According to the Census Bureau, 49 percent of Americans receive some kind of government benefits. And political scientists Suzanne Mettler and John Sides of The Century Foundation (which is liberal-centrist) say that if you throw in everything that can be construed as a government benefit, e.g. mortgage interest deductions, 96% of Americans are on the take.

What would be a good yard sign for a libertarian politician?

Vote for _______
He Can Give You Less

It would take a demagogue with a powerful ideology to convince people to make the necessary sacrifices for libertarianism.

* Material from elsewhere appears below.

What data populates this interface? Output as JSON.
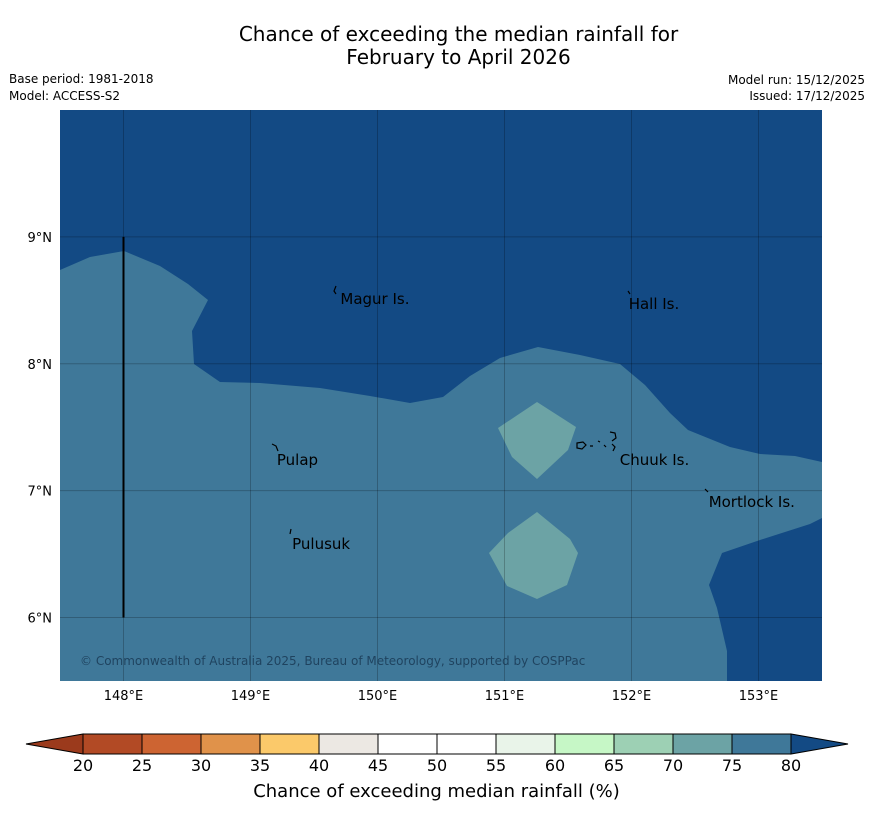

But libertarians disapprove of demagoguery and consider ideology to be nobody’s business but your own. I guess Ayn Rand was a sort of a libertarian demagogue. But she attracted Alan Greenspan, not crowds.

How do we go about creating a mass movement when we don’t believe there’s such a thing as the masses?

We do have manifestos. But they tend to run a little long — On the Wealth of Nations, for example.

If we marched we’d go in all different directions.

We could host teach-ins. But what we’d teach is Econ. 101 and I doubt attendance would be large.

We could hold sit-ins — sitting home alone watching a DVD of Milton Friedman’s “Free to Chose.”

We could stage boycotts. But if you believe in “Free to Choose” what do you boycott, freedom or choice?

Libertarian civil disobedience is a possibility. But all Americans practice libertarian civil disobedience already, on their IRS forms.

I suppose we could infiltrate the government and do nothing. But federal employees, at the V.A. for instance, seem to have that base covered.